The rationale for this policy is simple: a boiling water bath only kills botulism spores in an acidic environment. You need both heat AND acid. Given the mass of the jar, it's quite possible that the heat won't penetrate the inside of the jar sufficiently well enough to kill the botulism spores.

Lest you think I'm a nervous nellie about food, I'm not, really; I love good raw oysters (if I know the source), and I eat ethnic foods on vacation in restaurants whose sanitation might be a bit questionable. But you don't mess around with botulism. I'm a pretty experienced canner--I make and can all my own chicken broth, for instance, and it's a heck of a lot better than any commercial product. You can follow USDA guidelines for processing that and be fairly well assured that the product won't kill you. But if they recommend against something (as they do concerning the 1/2 gallon jars) I'm certainly not going to pretend I know more than they do.

Let's see: using a 1/2 gallon jar, that means I only have half as many jars to fill, process, store and clean prior to re-use. The downside is a more-than-negligible chance I could get botulism.

And botulism isn't like ordinary food poisoning where you have wicked gastroenteritis with vomiting and diarrhea, but usually pull through with enough fluids. The botulism toxin causes paralysis, and you stop breathing and DIE.

Please do this: do a Google search using these terms: "1/2 gallon canning jars food safety", and also check out the link below on botulism poisoning. If you STILL decide to use the larger jars, all I can say is: make sure your will is in order! :)

Bon Appetit!


Here is a link that might be useful: botulism

RE: 1/2 gallon jar canning

Apple and grape juices are the ONLY thing the conservative US Govt. considers suitable for using.
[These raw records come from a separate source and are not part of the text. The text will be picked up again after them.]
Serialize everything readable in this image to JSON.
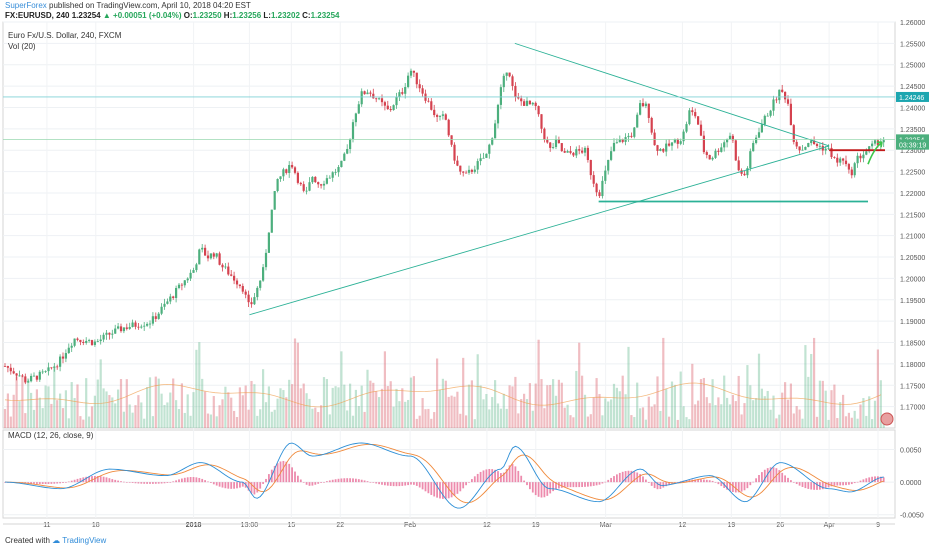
{
  "header": {
    "publisher": "SuperForex",
    "published_text": "published on TradingView.com, April 10, 2018 04:20 EST",
    "symbol": "FX:EURUSD, 240",
    "last": "1.23254",
    "change": "+0.00051 (+0.04%)",
    "o_label": "O:",
    "o_value": "1.23250",
    "h_label": "H:",
    "h_value": "1.23256",
    "l_label": "L:",
    "l_value": "1.23202",
    "c_label": "C:",
    "c_value": "1.23254"
  },
  "legend": {
    "title": "Euro Fx/U.S. Dollar, 240, FXCM",
    "volume": "Vol (20)",
    "macd": "MACD (12, 26, close, 9)"
  },
  "footer": {
    "created_with": "Created with",
    "brand": "TradingView"
  },
  "colors": {
    "up": "#4caf7d",
    "down": "#d5424f",
    "trend": "#2bb196",
    "macd": "#2d8fd6",
    "signal": "#f08a3c",
    "hist": "#e55a8a",
    "red_level": "#c21a1a",
    "green_arrow": "#3cc74b"
  },
  "chart_data": {
    "type": "candlestick",
    "symbol": "EURUSD",
    "timeframe": "240",
    "ylim": [
      1.165,
      1.26
    ],
    "y_ticks": [
      "1.26000",
      "1.25500",
      "1.25000",
      "1.24500",
      "1.24000",
      "1.23500",
      "1.23000",
      "1.22500",
      "1.22000",
      "1.21500",
      "1.21000",
      "1.20500",
      "1.20000",
      "1.19500",
      "1.19000",
      "1.18500",
      "1.18000",
      "1.17500",
      "1.17000"
    ],
    "x_ticks": [
      "11",
      "18",
      "2018",
      "13:00",
      "15",
      "22",
      "Feb",
      "12",
      "19",
      "Mar",
      "12",
      "19",
      "26",
      "Apr",
      "9"
    ],
    "price_labels": [
      {
        "value": "1.24246",
        "color": "#1da6b0"
      },
      {
        "value": "1.23254",
        "color": "#4caf7d"
      },
      {
        "value": "03:39:19",
        "color": "#4caf7d"
      }
    ],
    "close_path": [
      {
        "x": "Dec 5",
        "y": 1.1795
      },
      {
        "x": "Dec 7",
        "y": 1.1775
      },
      {
        "x": "Dec 8",
        "y": 1.176
      },
      {
        "x": "Dec 11",
        "y": 1.178
      },
      {
        "x": "Dec 13",
        "y": 1.181
      },
      {
        "x": "Dec 14",
        "y": 1.184
      },
      {
        "x": "Dec 15",
        "y": 1.186
      },
      {
        "x": "Dec 18",
        "y": 1.185
      },
      {
        "x": "Dec 20",
        "y": 1.187
      },
      {
        "x": "Dec 22",
        "y": 1.1885
      },
      {
        "x": "Dec 26",
        "y": 1.19
      },
      {
        "x": "Dec 28",
        "y": 1.194
      },
      {
        "x": "Jan 1",
        "y": 1.202
      },
      {
        "x": "Jan 2",
        "y": 1.207
      },
      {
        "x": "Jan 3",
        "y": 1.205
      },
      {
        "x": "Jan 4",
        "y": 1.206
      },
      {
        "x": "Jan 5",
        "y": 1.203
      },
      {
        "x": "Jan 8",
        "y": 1.198
      },
      {
        "x": "Jan 9",
        "y": 1.193
      },
      {
        "x": "Jan 10",
        "y": 1.197
      },
      {
        "x": "Jan 11",
        "y": 1.202
      },
      {
        "x": "Jan 12",
        "y": 1.214
      },
      {
        "x": "Jan 13",
        "y": 1.223
      },
      {
        "x": "Jan 15",
        "y": 1.227
      },
      {
        "x": "Jan 16",
        "y": 1.223
      },
      {
        "x": "Jan 17",
        "y": 1.219
      },
      {
        "x": "Jan 18",
        "y": 1.224
      },
      {
        "x": "Jan 19",
        "y": 1.222
      },
      {
        "x": "Jan 22",
        "y": 1.226
      },
      {
        "x": "Jan 23",
        "y": 1.23
      },
      {
        "x": "Jan 24",
        "y": 1.238
      },
      {
        "x": "Jan 25",
        "y": 1.243
      },
      {
        "x": "Jan 26",
        "y": 1.244
      },
      {
        "x": "Jan 29",
        "y": 1.239
      },
      {
        "x": "Jan 30",
        "y": 1.242
      },
      {
        "x": "Jan 31",
        "y": 1.244
      },
      {
        "x": "Feb 1",
        "y": 1.249
      },
      {
        "x": "Feb 2",
        "y": 1.246
      },
      {
        "x": "Feb 5",
        "y": 1.237
      },
      {
        "x": "Feb 6",
        "y": 1.238
      },
      {
        "x": "Feb 7",
        "y": 1.23
      },
      {
        "x": "Feb 8",
        "y": 1.225
      },
      {
        "x": "Feb 9",
        "y": 1.224
      },
      {
        "x": "Feb 12",
        "y": 1.229
      },
      {
        "x": "Feb 13",
        "y": 1.235
      },
      {
        "x": "Feb 14",
        "y": 1.244
      },
      {
        "x": "Feb 15",
        "y": 1.25
      },
      {
        "x": "Feb 16",
        "y": 1.242
      },
      {
        "x": "Feb 19",
        "y": 1.24
      },
      {
        "x": "Feb 20",
        "y": 1.234
      },
      {
        "x": "Feb 21",
        "y": 1.23
      },
      {
        "x": "Feb 22",
        "y": 1.232
      },
      {
        "x": "Feb 23",
        "y": 1.229
      },
      {
        "x": "Feb 26",
        "y": 1.23
      },
      {
        "x": "Feb 27",
        "y": 1.224
      },
      {
        "x": "Feb 28",
        "y": 1.2195
      },
      {
        "x": "Mar 1",
        "y": 1.225
      },
      {
        "x": "Mar 2",
        "y": 1.231
      },
      {
        "x": "Mar 5",
        "y": 1.234
      },
      {
        "x": "Mar 6",
        "y": 1.241
      },
      {
        "x": "Mar 7",
        "y": 1.24
      },
      {
        "x": "Mar 8",
        "y": 1.231
      },
      {
        "x": "Mar 9",
        "y": 1.23
      },
      {
        "x": "Mar 12",
        "y": 1.233
      },
      {
        "x": "Mar 13",
        "y": 1.239
      },
      {
        "x": "Mar 14",
        "y": 1.238
      },
      {
        "x": "Mar 15",
        "y": 1.23
      },
      {
        "x": "Mar 16",
        "y": 1.228
      },
      {
        "x": "Mar 19",
        "y": 1.234
      },
      {
        "x": "Mar 20",
        "y": 1.225
      },
      {
        "x": "Mar 21",
        "y": 1.224
      },
      {
        "x": "Mar 22",
        "y": 1.231
      },
      {
        "x": "Mar 23",
        "y": 1.235
      },
      {
        "x": "Mar 26",
        "y": 1.244
      },
      {
        "x": "Mar 27",
        "y": 1.242
      },
      {
        "x": "Mar 28",
        "y": 1.232
      },
      {
        "x": "Mar 29",
        "y": 1.23
      },
      {
        "x": "Mar 30",
        "y": 1.232
      },
      {
        "x": "Apr 2",
        "y": 1.23
      },
      {
        "x": "Apr 3",
        "y": 1.227
      },
      {
        "x": "Apr 4",
        "y": 1.228
      },
      {
        "x": "Apr 5",
        "y": 1.224
      },
      {
        "x": "Apr 6",
        "y": 1.228
      },
      {
        "x": "Apr 9",
        "y": 1.232
      },
      {
        "x": "Apr 10",
        "y": 1.23254
      }
    ],
    "trendlines": [
      {
        "name": "rising support",
        "from": {
          "x": "Jan 9",
          "y": 1.1915
        },
        "to": {
          "x": "Apr 2",
          "y": 1.231
        }
      },
      {
        "name": "falling resistance",
        "from": {
          "x": "Feb 16",
          "y": 1.255
        },
        "to": {
          "x": "Apr 2",
          "y": 1.231
        }
      },
      {
        "name": "horizontal support",
        "from": {
          "x": "Feb 28",
          "y": 1.218
        },
        "to": {
          "x": "Apr 9",
          "y": 1.218
        }
      },
      {
        "name": "red level",
        "from": {
          "x": "Apr 2",
          "y": 1.23
        },
        "to": {
          "x": "Apr 10",
          "y": 1.23
        }
      },
      {
        "name": "resistance level",
        "y": 1.24246
      },
      {
        "name": "current price level",
        "y": 1.23254
      }
    ],
    "volume": {
      "label": "Vol (20)"
    },
    "macd": {
      "params": "12, 26, close, 9",
      "ylim": [
        -0.0055,
        0.008
      ],
      "y_ticks": [
        "0.0050",
        "0.0000",
        "-0.0050"
      ],
      "macd_path": [
        {
          "x": "Dec 5",
          "y": 0.0
        },
        {
          "x": "Dec 13",
          "y": -0.001
        },
        {
          "x": "Dec 20",
          "y": 0.002
        },
        {
          "x": "Dec 28",
          "y": 0.001
        },
        {
          "x": "Jan 2",
          "y": 0.003
        },
        {
          "x": "Jan 8",
          "y": 0.0
        },
        {
          "x": "Jan 10",
          "y": -0.0025
        },
        {
          "x": "Jan 15",
          "y": 0.006
        },
        {
          "x": "Jan 18",
          "y": 0.004
        },
        {
          "x": "Jan 25",
          "y": 0.006
        },
        {
          "x": "Feb 1",
          "y": 0.004
        },
        {
          "x": "Feb 8",
          "y": -0.004
        },
        {
          "x": "Feb 14",
          "y": 0.002
        },
        {
          "x": "Feb 16",
          "y": 0.0055
        },
        {
          "x": "Feb 21",
          "y": -0.001
        },
        {
          "x": "Feb 28",
          "y": -0.003
        },
        {
          "x": "Mar 6",
          "y": 0.002
        },
        {
          "x": "Mar 9",
          "y": -0.0005
        },
        {
          "x": "Mar 16",
          "y": 0.001
        },
        {
          "x": "Mar 21",
          "y": -0.003
        },
        {
          "x": "Mar 26",
          "y": 0.003
        },
        {
          "x": "Apr 2",
          "y": -0.001
        },
        {
          "x": "Apr 5",
          "y": -0.0015
        },
        {
          "x": "Apr 10",
          "y": 0.0008
        }
      ]
    }
  }
}
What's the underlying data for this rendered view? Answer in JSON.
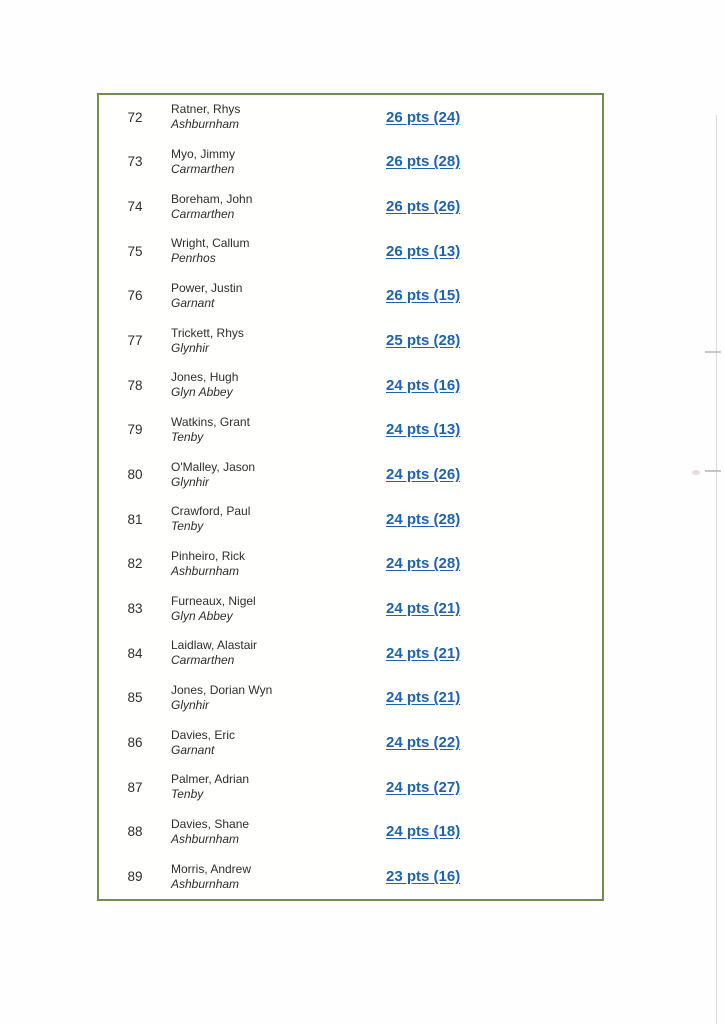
{
  "colors": {
    "table_border": "#6f8f4c",
    "link_blue": "#1e62b4",
    "body_text": "#2e2e2e",
    "paper": "#fefefe"
  },
  "results": {
    "rows": [
      {
        "position": "72",
        "player": "Ratner, Rhys",
        "club": "Ashburnham",
        "score": "26 pts (24)"
      },
      {
        "position": "73",
        "player": "Myo, Jimmy",
        "club": "Carmarthen",
        "score": "26 pts (28)"
      },
      {
        "position": "74",
        "player": "Boreham, John",
        "club": "Carmarthen",
        "score": "26 pts (26)"
      },
      {
        "position": "75",
        "player": "Wright, Callum",
        "club": "Penrhos",
        "score": "26 pts (13)"
      },
      {
        "position": "76",
        "player": "Power, Justin",
        "club": "Garnant",
        "score": "26 pts (15)"
      },
      {
        "position": "77",
        "player": "Trickett, Rhys",
        "club": "Glynhir",
        "score": "25 pts (28)"
      },
      {
        "position": "78",
        "player": "Jones, Hugh",
        "club": "Glyn Abbey",
        "score": "24 pts (16)"
      },
      {
        "position": "79",
        "player": "Watkins, Grant",
        "club": "Tenby",
        "score": "24 pts (13)"
      },
      {
        "position": "80",
        "player": "O'Malley, Jason",
        "club": "Glynhir",
        "score": "24 pts (26)"
      },
      {
        "position": "81",
        "player": "Crawford, Paul",
        "club": "Tenby",
        "score": "24 pts (28)"
      },
      {
        "position": "82",
        "player": "Pinheiro, Rick",
        "club": "Ashburnham",
        "score": "24 pts (28)"
      },
      {
        "position": "83",
        "player": "Furneaux, Nigel",
        "club": "Glyn Abbey",
        "score": "24 pts (21)"
      },
      {
        "position": "84",
        "player": "Laidlaw, Alastair",
        "club": "Carmarthen",
        "score": "24 pts (21)"
      },
      {
        "position": "85",
        "player": "Jones, Dorian Wyn",
        "club": "Glynhir",
        "score": "24 pts (21)"
      },
      {
        "position": "86",
        "player": "Davies, Eric",
        "club": "Garnant",
        "score": "24 pts (22)"
      },
      {
        "position": "87",
        "player": "Palmer, Adrian",
        "club": "Tenby",
        "score": "24 pts (27)"
      },
      {
        "position": "88",
        "player": "Davies, Shane",
        "club": "Ashburnham",
        "score": "24 pts (18)"
      },
      {
        "position": "89",
        "player": "Morris, Andrew",
        "club": "Ashburnham",
        "score": "23 pts (16)"
      }
    ]
  }
}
RE: 1/2 gallon jar canning

Let me tell you I was raised on a farm and that was about all the size my mother and neighbors used as a quart wasn't large enough for a meal, and I never heard of anyone getting sick form using 1/2 gallons. They all always washed and sterlized them before using. I am now passed 70 years old and never heard of such a thing.

John Mayse

RE: 1/2 gallon jar canning

A little OT... I'd love to come across those half-gallon jars for storage of dry stuff. Found a whole care of 1.5 quart jars at a yard sale (for CHEAP) and scooped them up for storing things like rice, small pasta, grains.